You look at me like you looked at me the first time we met.
The fireworks in our chest exploding like they did that random night in may.
You ask how I'm doing?
I lie in reply.
I say I'm fine.
I think we both know it's all lies.
The freezers stacked with ice cream send a chill down my spine.
For the first time I look at your face and see that these past months haven't been kind to you either.
You look dead.
Pale-skinned.
Thinner.
And I find myself wishing I had taken that route too.
You run your hand through your hair for what seems like the thousandth times.
And I mirror your actions on what's left of my hair.
I turn the question to you and ask how are you?
You repeat my line.
Fine.
And I know that isn't true.
The scars on your wrist and my throat; evidence that we aren't okay.
Our thoughts echo in the silence of these grocery aisles.
I wonder what would happen if we listened to the silence.
Said nothing and I just grabbed your hand and dragged you back home with me, where you belong.
I tug on the sweat shirt, hoping it might jog your memory of what we once were.
I glance at the aisle's lined with freezers and I recognize that I have a choice.
Either choice is nothing more than a humiliation.
A tear rolls down my cheek.
And as though you've read my mind; in your dirty work boots you step forward too.
The mud covers my fluffy slippers.
Your arms wrap around the sweatshirt you once called yours.
Your hands on me where they should have always been.
I think you must be blind you must see only the old me.
This version of me is no good.
Neither of us really are though.
We walk out of this aisle arm in arm.
The only one we know we'll ever cross.
For a while we will be okay.
Our vices will be only each other.
In truth I think we both know we'll be standing right back here in a couple of months.

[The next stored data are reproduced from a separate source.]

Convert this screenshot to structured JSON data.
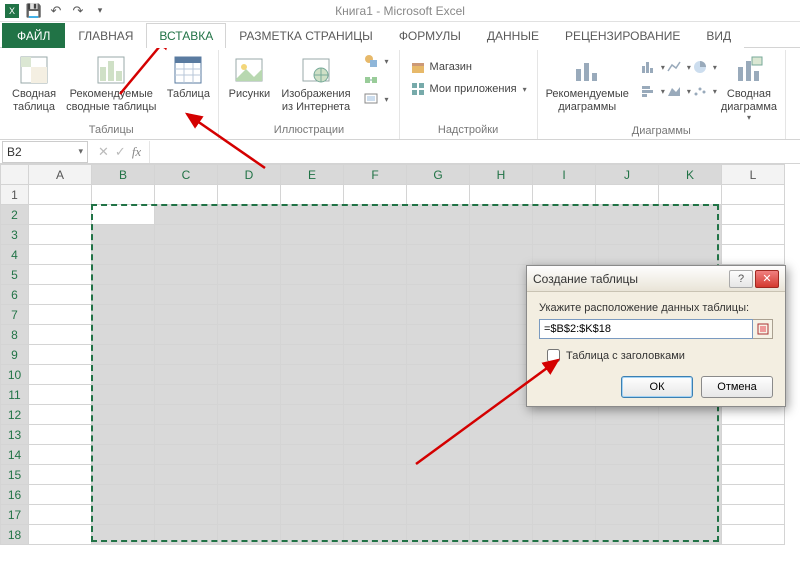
{
  "app": {
    "title_doc": "Книга1",
    "title_app": "Microsoft Excel"
  },
  "qat": {
    "excel_icon": "excel",
    "save": "💾",
    "undo": "↶",
    "redo": "↷"
  },
  "tabs": {
    "file": "ФАЙЛ",
    "items": [
      {
        "id": "home",
        "label": "ГЛАВНАЯ"
      },
      {
        "id": "insert",
        "label": "ВСТАВКА",
        "active": true
      },
      {
        "id": "pagelayout",
        "label": "РАЗМЕТКА СТРАНИЦЫ"
      },
      {
        "id": "formulas",
        "label": "ФОРМУЛЫ"
      },
      {
        "id": "data",
        "label": "ДАННЫЕ"
      },
      {
        "id": "review",
        "label": "РЕЦЕНЗИРОВАНИЕ"
      },
      {
        "id": "view",
        "label": "ВИД"
      }
    ]
  },
  "ribbon": {
    "tables": {
      "group_label": "Таблицы",
      "pivot": "Сводная\nтаблица",
      "recommended_pivot": "Рекомендуемые\nсводные таблицы",
      "table": "Таблица"
    },
    "illustrations": {
      "group_label": "Иллюстрации",
      "pictures": "Рисунки",
      "online_pics": "Изображения\nиз Интернета",
      "shapes": "Фигуры",
      "smartart": "SmartArt",
      "screenshot": "Снимок"
    },
    "addins": {
      "group_label": "Надстройки",
      "store": "Магазин",
      "myapps": "Мои приложения"
    },
    "charts": {
      "group_label": "Диаграммы",
      "recommended": "Рекомендуемые\nдиаграммы",
      "pivotchart": "Сводная\nдиаграмма"
    }
  },
  "namebox": {
    "value": "B2"
  },
  "formula_bar": {
    "value": ""
  },
  "grid": {
    "cols": [
      "A",
      "B",
      "C",
      "D",
      "E",
      "F",
      "G",
      "H",
      "I",
      "J",
      "K",
      "L"
    ],
    "rows": 18,
    "selected_cols_idx": [
      1,
      2,
      3,
      4,
      5,
      6,
      7,
      8,
      9,
      10
    ],
    "selected_rows_idx": [
      2,
      3,
      4,
      5,
      6,
      7,
      8,
      9,
      10,
      11,
      12,
      13,
      14,
      15,
      16,
      17,
      18
    ],
    "active_cell": "B2",
    "selection_range": "B2:K18"
  },
  "dialog": {
    "title": "Создание таблицы",
    "prompt": "Укажите расположение данных таблицы:",
    "range_value": "=$B$2:$K$18",
    "checkbox_label": "Таблица с заголовками",
    "checkbox_checked": false,
    "ok": "ОК",
    "cancel": "Отмена",
    "help_icon": "?",
    "close_icon": "✕"
  },
  "colors": {
    "accent": "#217346",
    "arrow": "#d40000"
  }
}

We're a beautiful disaster.
I'll lose these ten pounds
I'll toss out the ice cream.
My hair will return I'll be the golden girl again for a moment.
You'll comb your hair.
Your color will come back.
You'll gain the ten pounds I lost.
Our scars will heal.
Only to be replaced in a few month's when we attempt to make it in this world without one another, again.
We're are the definition of insanity.
We try the same thing over and over again expecting a different result.
But we both know how we'll end.
And yet we still hope that in the end this time we'll stick.
That this will be the last time that we will walk into the supermarket and resuming our love story.